Historians say that figures like Tomoe Gozen are considered semi-legendary. Karl Friday, a professor emeritus of history at the University of Georgia, noted that while stories about female warriors exist, “these women are all semi-legendary — especially with regard to their participation in battles.”
Another well-known figure is Ohori Tsuruhime, who lived from 1526 to 1543.
After her father and brothers died in a conflict with the regional governor, Ouchi Yoshitaka, Tsuruhime became the chief priestess of Oyamazumi Shrine on Omishima Island. She took command of the island’s defense force when she was 16.

Historian Stephen Turnbull, who has written extensively about the samurai, told her story in his book “Samurai Women: 1187-1877.”
He noted that Tsuruhime said she was helped by the shrine’s kami, or spirit, and that she has been compared to Joan of Arc.

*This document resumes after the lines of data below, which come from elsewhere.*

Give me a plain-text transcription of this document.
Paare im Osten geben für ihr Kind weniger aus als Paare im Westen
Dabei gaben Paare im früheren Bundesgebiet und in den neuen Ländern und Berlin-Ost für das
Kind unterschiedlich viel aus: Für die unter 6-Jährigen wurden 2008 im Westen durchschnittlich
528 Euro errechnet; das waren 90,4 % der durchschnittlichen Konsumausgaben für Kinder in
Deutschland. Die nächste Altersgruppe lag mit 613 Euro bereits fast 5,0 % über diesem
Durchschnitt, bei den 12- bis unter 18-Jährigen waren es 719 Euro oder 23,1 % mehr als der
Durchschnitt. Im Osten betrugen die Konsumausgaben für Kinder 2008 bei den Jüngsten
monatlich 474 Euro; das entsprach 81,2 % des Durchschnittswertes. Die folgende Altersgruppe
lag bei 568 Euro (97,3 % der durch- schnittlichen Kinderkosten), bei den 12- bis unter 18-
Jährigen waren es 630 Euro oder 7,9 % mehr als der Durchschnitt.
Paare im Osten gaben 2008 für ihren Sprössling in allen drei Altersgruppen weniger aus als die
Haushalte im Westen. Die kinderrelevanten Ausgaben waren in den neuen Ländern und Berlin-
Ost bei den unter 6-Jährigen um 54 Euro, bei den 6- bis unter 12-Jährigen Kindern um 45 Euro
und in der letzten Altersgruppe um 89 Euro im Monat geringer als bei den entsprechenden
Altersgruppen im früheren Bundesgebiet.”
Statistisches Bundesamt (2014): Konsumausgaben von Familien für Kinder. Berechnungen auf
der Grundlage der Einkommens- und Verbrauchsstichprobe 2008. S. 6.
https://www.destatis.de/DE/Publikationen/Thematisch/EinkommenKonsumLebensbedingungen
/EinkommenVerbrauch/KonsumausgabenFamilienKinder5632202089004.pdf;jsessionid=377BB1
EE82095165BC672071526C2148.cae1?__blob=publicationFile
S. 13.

A suit of 16th-century armor shaped for a woman, believed to have belonged to her, is still on display at the shrine.
Thomas Conlan, a professor of medieval Japanese history at Princeton University, confirmed that the armor fits a woman’s body and called it an important historical artifact.
Some of the best evidence for female samurai fighting comes from the Boshin War, a civil conflict that lasted from January 1868 to June 1869.
During the siege of Aizu-Wakamatsu, the capital of the Aizu domain in northern Japan, a group of female samurai formed a unit known as the Joshigun.
Diana Wright, a former professor at Western Washington University, wrote about the unit in a 2001 article in the journal War in History.
It is believed that 20 to 30 women were in the unit, but only 10 of their names are known today.
The group’s unofficial leader was Nakano Takeko, a 22-year-old woman who fought with a naginata, a pole weapon with a curved blade, against rifle-armed forces at Yanagi bridge.
Records show she killed five or six enemy soldiers before she was shot.
After the battle, the surviving members of the Joshigun retreated to a castle with the male troops.
Despite these examples, Friday says that women fighting in battle was considered taboo for much of Japanese history.
He mentioned a military conduct document from the Hojo family that discouraged contact with women before battle and did not allow women to touch a warrior’s weapons.
Friday stated that while isolated cases of women in battle almost certainly occurred between the 8th and 16th centuries, “there’s absolutely no good evidence to support the conclusion that women warriors were any more common in Japan than they were in medieval France or ancient Sparta.”
Samurai had to learn martial arts, especially naginata, to protect themselves and their families. Eric Shahan, a Japanese translator who specializes in martial arts texts, noted that the Yoshin School of traditional Japanese martial arts still practices naginata techniques while wearing a kimono.
This tradition shows that, in the past, people expected women to take up arms at any time.